Proving that the power series for the cosine function is greater than zero, for $x$ in $[0, \pi/2)$.

Question

I'm trying to prove the cosine power series $$\sum_{k=0}^\infty (-1)^k \frac{x^{2k}}{(2k)!} \;>\;0$$ for all $x \in [0, \pi/2)$. Here, $\pi$ is defined as the smallest positive real such that $\cos\frac{\pi}{2} = 0$.

My initial thoughts for an attempt at a solution:

Showing that the series achieves an absolute maximum and minimum at its endpoints, respectfully, and that both of these are positive. Thus by the intermediate value theorem, all points between must also be greater than zero.

I'm at a bit of a loss as to how to formally write this as a proof, however.

Answer 1

We can use geometry to show $\cos(x)$ is $C^{(\infty)}.$ Then we can use Lagrange Remainder Theorem to show the series equals the cosine function on all $\mathbb{R}$. Then we automatically get that the series is positive whenever $\cos(x)$ is positive.

Answer 2

A famous diagram-based argument shows any acute $x$ satisfies $0\le\sin x\le x$. Alternate use of $\cos x=1-\int_0^x\sin t dt,\,\sin x=\int_0^x\cos t dt$ allows us to prove by induction that $c_{2n+1}\le\cos x\le c_{2n}$ with $c_n:=\sum_{k=0}^n\frac{(-x^2)^k}{(2k)!}$, and a similar result for $\sin x$. Since the ratio test implies $\lim_{n\to\infty} c_n$ is finite for any acute $x$, by the squeeze theorem this limit is $\cos x\ge 0$.

Answer 3

Denote $f(x)= \cos x$. You have $f(0)=1$. As $f$ is continuous (converging power series are continuous), $f$ is strictly positive around $0$.

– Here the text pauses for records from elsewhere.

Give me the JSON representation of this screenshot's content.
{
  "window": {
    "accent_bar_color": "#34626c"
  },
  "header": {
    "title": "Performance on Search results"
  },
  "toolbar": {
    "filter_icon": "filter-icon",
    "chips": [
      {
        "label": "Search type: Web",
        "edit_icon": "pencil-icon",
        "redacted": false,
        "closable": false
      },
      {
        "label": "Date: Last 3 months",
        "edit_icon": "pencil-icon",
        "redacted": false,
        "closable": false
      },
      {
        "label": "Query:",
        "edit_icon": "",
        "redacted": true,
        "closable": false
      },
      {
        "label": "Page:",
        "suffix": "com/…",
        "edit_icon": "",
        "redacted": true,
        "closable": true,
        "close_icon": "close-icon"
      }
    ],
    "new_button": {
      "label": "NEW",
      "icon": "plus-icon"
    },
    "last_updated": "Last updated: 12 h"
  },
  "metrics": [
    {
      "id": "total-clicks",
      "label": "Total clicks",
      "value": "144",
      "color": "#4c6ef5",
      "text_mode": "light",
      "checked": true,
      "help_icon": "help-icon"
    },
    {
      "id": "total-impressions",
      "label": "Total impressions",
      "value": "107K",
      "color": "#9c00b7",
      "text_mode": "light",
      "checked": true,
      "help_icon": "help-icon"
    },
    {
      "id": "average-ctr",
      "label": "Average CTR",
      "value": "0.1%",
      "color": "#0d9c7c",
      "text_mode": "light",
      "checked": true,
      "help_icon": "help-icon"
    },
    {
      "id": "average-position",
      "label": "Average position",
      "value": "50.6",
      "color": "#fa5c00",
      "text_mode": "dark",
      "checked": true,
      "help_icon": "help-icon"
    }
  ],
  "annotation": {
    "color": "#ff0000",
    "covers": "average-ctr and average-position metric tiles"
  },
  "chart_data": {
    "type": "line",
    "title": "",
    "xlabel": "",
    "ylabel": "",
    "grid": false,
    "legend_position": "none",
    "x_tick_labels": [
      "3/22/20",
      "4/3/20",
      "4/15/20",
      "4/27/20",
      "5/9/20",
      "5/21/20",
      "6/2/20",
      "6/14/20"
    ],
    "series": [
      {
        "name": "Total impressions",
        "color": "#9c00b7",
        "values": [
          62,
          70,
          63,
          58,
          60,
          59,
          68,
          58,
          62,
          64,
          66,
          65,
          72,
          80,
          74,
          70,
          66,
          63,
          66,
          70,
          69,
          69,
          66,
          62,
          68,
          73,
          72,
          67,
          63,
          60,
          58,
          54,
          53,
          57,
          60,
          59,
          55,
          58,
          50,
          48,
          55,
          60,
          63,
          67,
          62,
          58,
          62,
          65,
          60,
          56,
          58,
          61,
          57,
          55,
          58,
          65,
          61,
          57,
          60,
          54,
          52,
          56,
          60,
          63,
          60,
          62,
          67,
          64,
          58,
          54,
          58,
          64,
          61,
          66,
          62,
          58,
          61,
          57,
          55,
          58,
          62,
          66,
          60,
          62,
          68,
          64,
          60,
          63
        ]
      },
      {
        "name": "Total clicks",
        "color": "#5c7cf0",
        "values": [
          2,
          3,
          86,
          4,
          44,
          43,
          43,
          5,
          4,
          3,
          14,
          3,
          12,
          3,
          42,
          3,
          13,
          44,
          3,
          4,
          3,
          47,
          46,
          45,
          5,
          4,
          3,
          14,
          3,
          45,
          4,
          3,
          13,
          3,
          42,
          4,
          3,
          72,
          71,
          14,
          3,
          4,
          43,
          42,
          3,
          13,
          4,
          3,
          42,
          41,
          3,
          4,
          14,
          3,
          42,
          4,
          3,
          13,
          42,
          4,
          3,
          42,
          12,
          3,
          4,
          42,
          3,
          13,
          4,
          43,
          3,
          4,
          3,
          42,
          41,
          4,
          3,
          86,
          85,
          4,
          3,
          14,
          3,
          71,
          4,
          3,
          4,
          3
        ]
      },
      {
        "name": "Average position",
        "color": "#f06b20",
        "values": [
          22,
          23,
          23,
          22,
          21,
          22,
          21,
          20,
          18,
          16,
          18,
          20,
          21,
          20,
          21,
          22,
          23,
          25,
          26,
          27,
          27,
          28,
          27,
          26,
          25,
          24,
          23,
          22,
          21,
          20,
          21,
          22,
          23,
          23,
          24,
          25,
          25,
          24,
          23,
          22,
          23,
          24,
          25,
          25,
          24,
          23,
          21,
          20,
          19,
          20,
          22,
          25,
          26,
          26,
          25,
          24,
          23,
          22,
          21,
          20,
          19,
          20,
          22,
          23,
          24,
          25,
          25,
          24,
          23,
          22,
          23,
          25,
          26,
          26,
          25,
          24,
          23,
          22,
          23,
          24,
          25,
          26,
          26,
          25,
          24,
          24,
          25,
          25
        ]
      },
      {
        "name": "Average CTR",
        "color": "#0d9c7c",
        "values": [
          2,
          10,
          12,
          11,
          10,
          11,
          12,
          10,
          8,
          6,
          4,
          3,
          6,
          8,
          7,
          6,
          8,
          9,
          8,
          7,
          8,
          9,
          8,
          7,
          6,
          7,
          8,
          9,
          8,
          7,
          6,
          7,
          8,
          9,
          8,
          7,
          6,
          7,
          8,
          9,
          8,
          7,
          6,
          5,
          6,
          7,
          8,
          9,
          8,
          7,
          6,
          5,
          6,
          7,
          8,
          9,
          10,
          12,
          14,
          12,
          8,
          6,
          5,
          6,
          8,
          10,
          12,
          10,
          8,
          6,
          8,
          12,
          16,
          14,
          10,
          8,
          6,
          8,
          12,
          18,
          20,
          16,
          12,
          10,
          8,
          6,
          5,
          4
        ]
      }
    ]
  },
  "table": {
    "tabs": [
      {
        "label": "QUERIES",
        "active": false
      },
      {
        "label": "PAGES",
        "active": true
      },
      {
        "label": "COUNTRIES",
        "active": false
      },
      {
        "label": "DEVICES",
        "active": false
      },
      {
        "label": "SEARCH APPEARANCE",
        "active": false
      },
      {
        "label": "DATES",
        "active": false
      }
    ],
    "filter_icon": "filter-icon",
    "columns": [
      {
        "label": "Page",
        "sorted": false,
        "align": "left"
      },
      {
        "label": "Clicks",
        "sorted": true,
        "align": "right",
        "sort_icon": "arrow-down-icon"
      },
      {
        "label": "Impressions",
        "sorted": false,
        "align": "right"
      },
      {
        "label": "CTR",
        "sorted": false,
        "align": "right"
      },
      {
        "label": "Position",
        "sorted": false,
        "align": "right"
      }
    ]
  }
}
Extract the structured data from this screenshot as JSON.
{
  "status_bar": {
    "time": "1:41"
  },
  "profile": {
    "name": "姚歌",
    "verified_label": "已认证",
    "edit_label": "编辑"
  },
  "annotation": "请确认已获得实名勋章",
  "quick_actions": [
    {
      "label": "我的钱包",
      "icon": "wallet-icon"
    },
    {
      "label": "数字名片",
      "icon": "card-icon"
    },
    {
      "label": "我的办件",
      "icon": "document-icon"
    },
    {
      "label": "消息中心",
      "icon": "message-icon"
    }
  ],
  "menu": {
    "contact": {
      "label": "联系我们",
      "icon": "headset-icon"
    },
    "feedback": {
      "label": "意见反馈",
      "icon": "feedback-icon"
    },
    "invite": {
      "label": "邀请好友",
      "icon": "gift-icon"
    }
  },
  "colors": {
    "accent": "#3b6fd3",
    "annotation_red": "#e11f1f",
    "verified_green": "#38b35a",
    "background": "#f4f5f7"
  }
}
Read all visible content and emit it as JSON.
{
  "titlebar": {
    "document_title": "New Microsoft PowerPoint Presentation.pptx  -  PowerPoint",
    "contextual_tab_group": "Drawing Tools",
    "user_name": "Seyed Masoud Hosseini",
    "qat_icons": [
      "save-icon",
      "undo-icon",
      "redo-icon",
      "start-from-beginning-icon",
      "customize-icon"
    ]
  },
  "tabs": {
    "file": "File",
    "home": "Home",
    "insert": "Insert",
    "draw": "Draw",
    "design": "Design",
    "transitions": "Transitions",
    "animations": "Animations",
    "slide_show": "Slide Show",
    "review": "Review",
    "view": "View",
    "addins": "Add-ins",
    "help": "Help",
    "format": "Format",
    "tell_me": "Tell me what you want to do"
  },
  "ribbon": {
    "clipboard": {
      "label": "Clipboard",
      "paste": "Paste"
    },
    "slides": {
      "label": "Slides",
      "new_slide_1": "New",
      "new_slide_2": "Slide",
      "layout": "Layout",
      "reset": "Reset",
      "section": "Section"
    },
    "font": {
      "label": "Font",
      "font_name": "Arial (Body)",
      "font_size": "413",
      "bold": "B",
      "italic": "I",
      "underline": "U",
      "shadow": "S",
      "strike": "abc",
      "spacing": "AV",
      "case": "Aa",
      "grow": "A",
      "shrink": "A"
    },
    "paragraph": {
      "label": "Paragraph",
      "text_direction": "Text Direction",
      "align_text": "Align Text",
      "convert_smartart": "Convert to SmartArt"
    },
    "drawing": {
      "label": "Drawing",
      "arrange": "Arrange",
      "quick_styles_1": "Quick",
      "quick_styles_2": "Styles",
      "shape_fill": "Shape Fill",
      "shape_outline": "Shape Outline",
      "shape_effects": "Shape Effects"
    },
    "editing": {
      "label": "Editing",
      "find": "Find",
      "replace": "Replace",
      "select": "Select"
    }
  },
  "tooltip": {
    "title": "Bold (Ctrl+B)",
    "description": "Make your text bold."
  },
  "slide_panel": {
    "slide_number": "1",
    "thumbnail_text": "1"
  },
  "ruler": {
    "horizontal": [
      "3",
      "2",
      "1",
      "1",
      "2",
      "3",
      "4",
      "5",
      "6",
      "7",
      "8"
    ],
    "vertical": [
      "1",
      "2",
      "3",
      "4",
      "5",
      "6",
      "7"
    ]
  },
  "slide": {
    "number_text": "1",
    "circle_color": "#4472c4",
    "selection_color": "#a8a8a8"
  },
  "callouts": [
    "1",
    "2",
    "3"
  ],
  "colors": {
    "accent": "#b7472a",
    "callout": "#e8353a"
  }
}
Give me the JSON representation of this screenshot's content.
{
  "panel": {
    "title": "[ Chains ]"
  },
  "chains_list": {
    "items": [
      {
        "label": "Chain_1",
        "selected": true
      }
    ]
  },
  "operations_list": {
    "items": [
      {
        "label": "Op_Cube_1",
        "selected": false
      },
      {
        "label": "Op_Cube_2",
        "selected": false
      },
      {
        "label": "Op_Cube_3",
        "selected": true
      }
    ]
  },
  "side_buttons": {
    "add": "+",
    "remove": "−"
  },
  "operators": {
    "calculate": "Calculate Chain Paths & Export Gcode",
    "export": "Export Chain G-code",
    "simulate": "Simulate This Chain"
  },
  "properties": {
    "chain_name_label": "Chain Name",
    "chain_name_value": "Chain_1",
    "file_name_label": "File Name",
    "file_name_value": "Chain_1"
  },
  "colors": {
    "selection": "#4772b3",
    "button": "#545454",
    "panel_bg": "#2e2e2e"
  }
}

You can then conclude with $\pi$ definition.

Answer 4

$\cos x$, defined as its Maclaurin series, is an entire solution of the differential equation $f''(x)+f(x)=0$, $f(0)=1$, $f'(0)=1$. $\cos x$ is even and concave where positive, and we may denote with $\alpha$ the smallest positive zero of $\cos x$. The problem boils down to showing that $\alpha=\frac{\pi}{2}$. Now, by denoting through $\sin x$ the opposite of the derivative of $\cos x$, we have that $f''+f=0$ implies that $f^2+f'^2$ is constant, in particular equal to one (Pythagorean theorem, $\sin^2+\cos^2=1$). Since $\cos x$ is decreasing on $(0,\alpha)$ and the Pythagorean theorem plus the chain rule imply that the derivative of the inverse function of $\cos x$ is $-\frac{1}{\sqrt{1-x^2}}$, we have $$ \alpha = \int_{0}^{1}\frac{dx}{\sqrt{1-x^2}}.$$ Integration by parts relates $\alpha$ with the area of the unit circle: $$ \alpha = 2\int_{0}^{1}\sqrt{1-x^2}\,dx = \frac{\pi}{2} $$ and we are done: the series defining $\cos x$ is positive on $[0,\alpha)=\left[0,\frac{\pi}{2}\right)$.
As a side-effect, we have the hypergeometric identities $$ \frac{\pi}{2}=\sum_{n\geq 0}\frac{\binom{2n}{n}}{(2n+1)4^n},\qquad \frac{\pi}{2}=2-\sum_{n\geq 0}\frac{\binom{2n}{n}}{4^n(n+1)(2n+3)}$$ provided by the Maclaurin series of $\frac{1}{\sqrt{1-x^2}}$ and $\sqrt{1-x^2}$.
The latter is faster-convergent, of course.